Полным драматизма, театральным движением Август сдернул полотнище, и Федор увидел рыцаря, почти такого же, как в любимых часах Айви. Второй фигурой оказалась прекрасная дама. Она протягивала руки, словно собиралась кого-то обнять. Вот только кого: рыцаря или дракона? Дракон дремал тут же. Август нежно погладил его по острым клыкам, потрепал по чешуйчатой холке.
– Видишь? – Он обращался только к Федору, Семена будто бы и не замечал.
– Они очень красивые. – Федор едва справился с желанием тоже потрогать дракона. А еще ему очень хотелось знать, где Август мог видеть эту троицу.

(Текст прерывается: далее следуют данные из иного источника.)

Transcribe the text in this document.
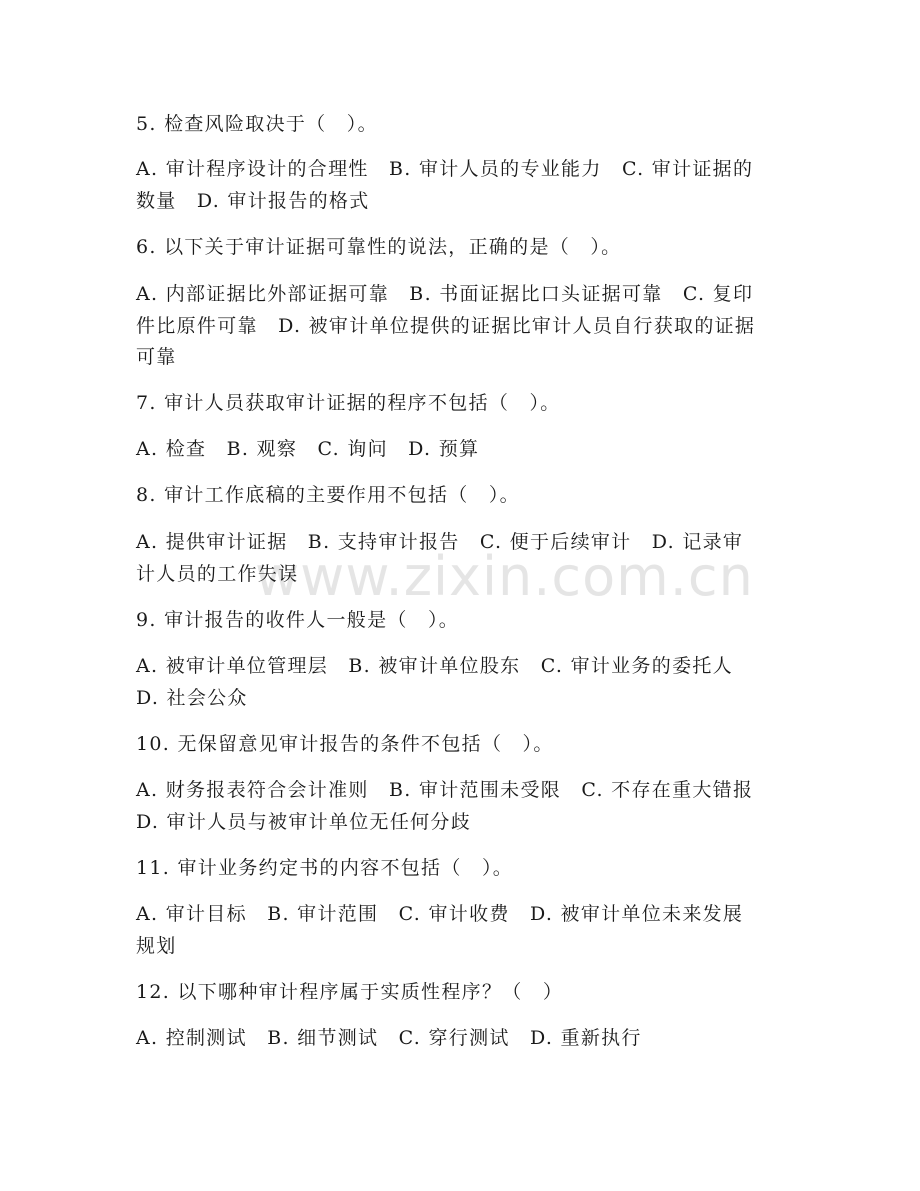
www.zixin.com.cn
5. 检查风险取决于（　）。
A. 审计程序设计的合理性　B. 审计人员的专业能力　C. 审计证据的
数量　D. 审计报告的格式
6. 以下关于审计证据可靠性的说法，正确的是（　）。
A. 内部证据比外部证据可靠　B. 书面证据比口头证据可靠　C. 复印
件比原件可靠　D. 被审计单位提供的证据比审计人员自行获取的证据
可靠
7. 审计人员获取审计证据的程序不包括（　）。
A. 检查　B. 观察　C. 询问　D. 预算
8. 审计工作底稿的主要作用不包括（　）。
A. 提供审计证据　B. 支持审计报告　C. 便于后续审计　D. 记录审
计人员的工作失误
9. 审计报告的收件人一般是（　）。
A. 被审计单位管理层　B. 被审计单位股东　C. 审计业务的委托人
D. 社会公众
10. 无保留意见审计报告的条件不包括（　）。
A. 财务报表符合会计准则　B. 审计范围未受限　C. 不存在重大错报
D. 审计人员与被审计单位无任何分歧
11. 审计业务约定书的内容不包括（　）。
A. 审计目标　B. 审计范围　C. 审计收费　D. 被审计单位未来发展
规划
12. 以下哪种审计程序属于实质性程序？（　）
A. 控制测试　B. 细节测试　C. 穿行测试　D. 重新执行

– Вы придумали их сами? – осторожно поинтересовался он.
– Нет. – Август мотнул головой. – Я гениальный архитектор, но весьма посредственный скульптор. Я лишь нарисовал наброски. Я видел такие фигуры когда-то очень давно, еще в детстве.
– На башне?
– На каминной полке, – усмехнулся Август. – То были обыкновенные часы. Ну, или не совсем обыкновенные, если они так запали в мою детскую душу, что спустя годы мне захотелось воспроизвести увиденное. Вот и случай представился. – Он улыбнулся и тут же нахмурился. – Фигуры должны двигаться по кругу, в строго определенное время появляться в окошках. И колокол должен звонить. А вот нет ничего: ни движения, ни звона!
Август схватился за голову, и Федору показалось, что сейчас он начнет рвать на себе волосы. Но обошлось. Вместо этого архитектор вперил немигающий взгляд в Федора и пробормотал:
– Отчего у меня такое чувство, что я тебя знаю? Лицо мне твое знакомо.
– Может, видели меня на заводе? – По хребту пополз холодок тревоги. Никогда раньше они не встречались с Августом Бергом, Федор бы запомнил такую необычную личность, но на душе все равно стало неспокойно.
– Что мне делать на заводе?! – изумился Август.
– Значит, в городе. Вы же бываете в городе, мастер Берг?
– В городе бываю, но по сторонам не смотрю и всякие бандитские рожи не запоминаю.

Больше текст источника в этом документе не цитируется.